Charmed Circles: Becoming a Believer
In medieval times, when many Christians were unable to make the pilgrimage to the Holy Land, to walk one of the labyrinths inlaid in the naves of European cathedrals was a spiritual metaphor for taking that journey. Whenever I walk the labyrinth, I begin by standing still at the entrance. The path winds to the center so you don't ever get lost. The idea is to get found. Often I'll stand for a while concentrating on something troubling me, then clearing my mind. This time I wondered if I wanted to go on living without my mother. I felt dead inside. I asked her for help. Mother, tell me what to do. Send me a message, a sign.
I entered and walked along the path almost in a trance until I found myself at the center of the rosette. This would be the first time I had ever lain down in the center—as if in total surrender. I don't know how long I lay there, maybe two or three hours. My mind was empty.
Suddenly I was infused with a force or energy I had never experienced before. My whole body began vibrating with a sense of overwhelming joy. What was most shocking was that I was in a state of extreme sexual arousal. I put my hand between my legs and the sensation was electric. I was stunned. I laughed out loud. This was not at all what I expected. I felt more alive than I ever had in my life. Mother? What are you telling me?
My mother was a beauty, a Southern flirt, sensual, in love with men and with life. "Life goes on, darlin'," she seemed to be saying. "Live for the moment."

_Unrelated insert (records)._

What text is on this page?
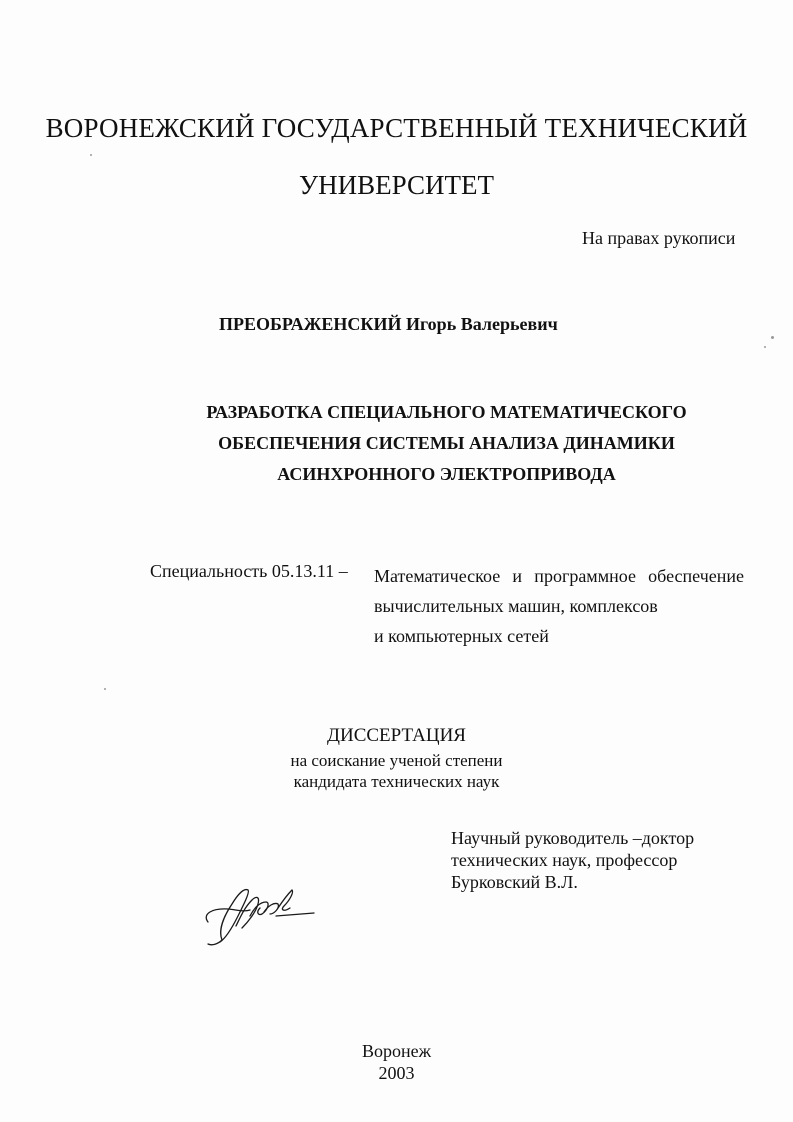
ВОРОНЕЖСКИЙ ГОСУДАРСТВЕННЫЙ ТЕХНИЧЕСКИЙ
УНИВЕРСИТЕТ
На правах рукописи
ПРЕОБРАЖЕНСКИЙ Игорь Валерьевич
РАЗРАБОТКА СПЕЦИАЛЬНОГО МАТЕМАТИЧЕСКОГО
ОБЕСПЕЧЕНИЯ СИСТЕМЫ АНАЛИЗА ДИНАМИКИ
АСИНХРОННОГО ЭЛЕКТРОПРИВОДА
Специальность 05.13.11 – Математическое и программное обеспечение
вычислительных машин, комплексов
и компьютерных сетей
ДИССЕРТАЦИЯ
на соискание ученой степени
кандидата технических наук
Научный руководитель –доктор
технических наук, профессор
Бурковский В.Л.
Воронеж
2003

"I will, Mama," I promised. "I will."
I had been an atheist all my life. Even at age 6, when I was forced to go to Sunday school, I never believed in God. My mother tried to bribe me with a beautiful blue silk dress she'd made for a Sunday school pageant. My father told me that if I didn't go, he wouldn't let me go to the premiere of Disney's Alice in Wonderland. I didn't believe he would be that cruel, but he didn't let me go to the premiere. At 13 I learned the word atheist and announced to my parents that's what I was. My journalist father went to Paris on assignment and brought back a pair of French high-heeled shoes—my first. He said he would only give them to me if I went to church. I threw scruples to the wind and walked proudly down to the front pew in my fancy new shoes. I didn't believe a word of what I heard. My Episcopalian father couldn't believe I didn't believe. But I just didn't get it.